A dry chuckle sounded next to her ear, shockingly close. “Never met the lady. You know who I am,” a male voice said. “Don’t you, Claire?”
She closed her eyes.
“Hello,” she said, “Mr. Collins.”
9
Shane’s dad turned on an electric light overhead, and the sudden glare made Claire wince and blink. She looked down quickly at Dr. Mills to confirm that he was still breathing, and not moving. Good.
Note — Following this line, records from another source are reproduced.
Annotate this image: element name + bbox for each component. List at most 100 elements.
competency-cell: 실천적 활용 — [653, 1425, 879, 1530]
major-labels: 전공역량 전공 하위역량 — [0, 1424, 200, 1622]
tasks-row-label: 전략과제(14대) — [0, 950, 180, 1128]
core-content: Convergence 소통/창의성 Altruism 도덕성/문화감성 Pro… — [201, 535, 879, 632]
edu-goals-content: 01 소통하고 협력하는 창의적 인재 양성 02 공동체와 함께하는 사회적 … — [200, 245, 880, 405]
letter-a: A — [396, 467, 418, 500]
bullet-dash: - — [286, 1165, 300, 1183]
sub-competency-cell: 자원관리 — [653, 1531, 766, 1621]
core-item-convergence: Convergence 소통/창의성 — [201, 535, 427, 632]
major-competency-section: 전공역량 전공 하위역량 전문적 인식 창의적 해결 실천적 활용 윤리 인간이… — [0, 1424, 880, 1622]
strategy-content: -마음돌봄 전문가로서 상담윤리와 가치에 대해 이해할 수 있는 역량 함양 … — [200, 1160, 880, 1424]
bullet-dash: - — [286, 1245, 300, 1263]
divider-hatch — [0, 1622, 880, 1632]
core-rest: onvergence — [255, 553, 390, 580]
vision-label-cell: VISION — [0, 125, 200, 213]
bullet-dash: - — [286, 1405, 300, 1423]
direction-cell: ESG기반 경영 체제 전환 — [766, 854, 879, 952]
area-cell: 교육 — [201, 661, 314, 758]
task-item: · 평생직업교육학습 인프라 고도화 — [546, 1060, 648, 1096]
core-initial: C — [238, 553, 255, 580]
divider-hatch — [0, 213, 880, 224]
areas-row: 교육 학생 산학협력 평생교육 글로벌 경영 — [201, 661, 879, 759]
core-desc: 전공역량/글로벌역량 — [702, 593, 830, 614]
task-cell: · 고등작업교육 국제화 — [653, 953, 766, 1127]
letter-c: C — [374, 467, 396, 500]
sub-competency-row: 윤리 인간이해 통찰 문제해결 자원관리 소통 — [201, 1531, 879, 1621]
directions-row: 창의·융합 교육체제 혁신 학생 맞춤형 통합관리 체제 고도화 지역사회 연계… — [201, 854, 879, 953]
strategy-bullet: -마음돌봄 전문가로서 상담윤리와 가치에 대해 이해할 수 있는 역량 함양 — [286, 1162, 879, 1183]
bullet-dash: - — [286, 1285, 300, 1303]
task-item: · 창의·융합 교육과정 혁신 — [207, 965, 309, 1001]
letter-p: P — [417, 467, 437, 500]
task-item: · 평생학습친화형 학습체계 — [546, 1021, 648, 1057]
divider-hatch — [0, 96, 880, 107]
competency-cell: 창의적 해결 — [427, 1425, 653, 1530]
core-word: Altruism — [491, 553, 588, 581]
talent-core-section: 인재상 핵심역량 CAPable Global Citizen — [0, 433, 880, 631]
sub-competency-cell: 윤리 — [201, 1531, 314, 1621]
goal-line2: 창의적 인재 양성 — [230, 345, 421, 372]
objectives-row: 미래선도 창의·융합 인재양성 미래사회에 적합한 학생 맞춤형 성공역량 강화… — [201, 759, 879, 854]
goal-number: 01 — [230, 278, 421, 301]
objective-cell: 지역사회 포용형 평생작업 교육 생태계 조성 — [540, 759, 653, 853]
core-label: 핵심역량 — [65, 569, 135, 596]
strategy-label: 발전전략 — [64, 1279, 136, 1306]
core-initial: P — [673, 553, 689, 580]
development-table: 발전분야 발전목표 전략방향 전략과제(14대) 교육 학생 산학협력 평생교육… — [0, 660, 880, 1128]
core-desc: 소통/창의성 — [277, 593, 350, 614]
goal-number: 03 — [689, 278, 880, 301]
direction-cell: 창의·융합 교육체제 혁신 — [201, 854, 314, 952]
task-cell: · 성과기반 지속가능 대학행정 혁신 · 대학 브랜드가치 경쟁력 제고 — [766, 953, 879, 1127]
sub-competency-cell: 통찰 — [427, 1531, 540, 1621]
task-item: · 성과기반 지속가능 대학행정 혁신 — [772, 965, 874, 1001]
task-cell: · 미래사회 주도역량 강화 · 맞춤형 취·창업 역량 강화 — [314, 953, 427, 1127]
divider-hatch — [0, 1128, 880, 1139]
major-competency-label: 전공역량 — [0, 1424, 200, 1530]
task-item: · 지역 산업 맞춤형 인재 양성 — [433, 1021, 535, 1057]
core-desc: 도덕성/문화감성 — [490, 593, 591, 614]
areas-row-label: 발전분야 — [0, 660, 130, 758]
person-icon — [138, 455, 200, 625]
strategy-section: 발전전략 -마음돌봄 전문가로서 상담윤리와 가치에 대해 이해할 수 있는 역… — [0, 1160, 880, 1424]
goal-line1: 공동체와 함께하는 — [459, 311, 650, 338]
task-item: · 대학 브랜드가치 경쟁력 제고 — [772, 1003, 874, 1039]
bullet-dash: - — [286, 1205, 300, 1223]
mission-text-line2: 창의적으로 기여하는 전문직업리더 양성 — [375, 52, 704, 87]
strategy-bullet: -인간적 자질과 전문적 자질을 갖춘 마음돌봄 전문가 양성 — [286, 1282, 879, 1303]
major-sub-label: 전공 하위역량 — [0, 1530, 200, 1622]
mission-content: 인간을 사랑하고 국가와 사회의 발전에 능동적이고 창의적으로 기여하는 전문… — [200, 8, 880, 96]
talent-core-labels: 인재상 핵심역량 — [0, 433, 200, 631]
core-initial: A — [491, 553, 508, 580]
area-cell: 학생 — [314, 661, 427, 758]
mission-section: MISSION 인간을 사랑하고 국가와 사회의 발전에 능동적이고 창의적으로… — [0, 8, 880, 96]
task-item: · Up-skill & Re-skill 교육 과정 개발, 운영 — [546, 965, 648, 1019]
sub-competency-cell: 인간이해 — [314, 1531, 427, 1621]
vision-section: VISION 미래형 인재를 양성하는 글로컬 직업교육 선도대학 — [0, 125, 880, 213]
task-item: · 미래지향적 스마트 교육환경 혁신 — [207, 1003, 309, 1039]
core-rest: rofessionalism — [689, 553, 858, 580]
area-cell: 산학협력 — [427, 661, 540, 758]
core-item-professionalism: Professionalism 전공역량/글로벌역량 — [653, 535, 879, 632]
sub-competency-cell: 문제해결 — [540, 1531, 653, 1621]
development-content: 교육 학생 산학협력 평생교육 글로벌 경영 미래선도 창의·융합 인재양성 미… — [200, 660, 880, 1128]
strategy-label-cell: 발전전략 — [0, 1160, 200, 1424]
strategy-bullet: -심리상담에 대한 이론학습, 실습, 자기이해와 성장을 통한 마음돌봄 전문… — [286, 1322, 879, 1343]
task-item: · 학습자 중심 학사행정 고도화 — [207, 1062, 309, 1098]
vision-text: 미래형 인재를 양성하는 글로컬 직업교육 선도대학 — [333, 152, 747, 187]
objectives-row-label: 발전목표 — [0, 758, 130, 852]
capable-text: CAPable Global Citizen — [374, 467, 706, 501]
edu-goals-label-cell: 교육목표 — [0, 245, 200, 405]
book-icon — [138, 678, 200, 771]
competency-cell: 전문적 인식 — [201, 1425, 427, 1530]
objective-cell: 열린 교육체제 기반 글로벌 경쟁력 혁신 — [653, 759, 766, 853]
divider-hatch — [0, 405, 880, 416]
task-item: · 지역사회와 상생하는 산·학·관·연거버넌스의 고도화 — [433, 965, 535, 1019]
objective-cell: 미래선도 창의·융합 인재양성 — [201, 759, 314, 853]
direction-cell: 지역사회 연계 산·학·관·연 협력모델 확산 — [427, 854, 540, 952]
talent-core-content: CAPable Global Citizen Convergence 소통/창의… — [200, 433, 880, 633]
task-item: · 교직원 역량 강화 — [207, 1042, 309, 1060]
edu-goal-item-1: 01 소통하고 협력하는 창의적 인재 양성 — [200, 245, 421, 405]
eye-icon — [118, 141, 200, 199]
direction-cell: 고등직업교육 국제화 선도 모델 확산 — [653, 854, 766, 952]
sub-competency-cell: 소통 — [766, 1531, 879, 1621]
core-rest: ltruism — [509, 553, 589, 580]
She needed all her concentration right now.
Frank Collins looked the same as he had the last time she’d seen him alive, there in Bishop’s office—thin, lean, with his long graying hair down around his face, only now he was paler. He looked like a man who’d lived hard and died the same way—and there was definitely a shadow in him that hadn’t been there before. A crazy, scary shine in his eyes, like a silver film. He had a few things in common with Oliver, but where Oliver came across as tough, frightening, and ultimately rational, Collins missed that last one entirely.
He was way too close. Claire stayed very still, trying not to let her pulse pound too hard.
“I see what my son likes about you,” Frank Collins said. “You’re tougher than you look.”
“Thanks,” she said. “Now back off.”
He laughed again. It echoed off of the stone, as if he’d brought three or four copies of himself to enjoy the show. “No,” he said. “I don’t think so. Never done it before. Never will.” He paused “I’d like to talk to my son.”
“Never going to happen,” Claire said. “He doesn’t want to talk to you.”
Mr. Collins’s smile showed more than teeth. His fangs slowly unfolded, and the edges caught the dim light. “You think he’d want you sucking plasma, too, sweet-heart? It would kill him if something like that happened. So you might try to be a little more polite.”
She wanted to vomit at the thought of Frank Collins biting her. “He’ll kill you,” she said. “You know he would.”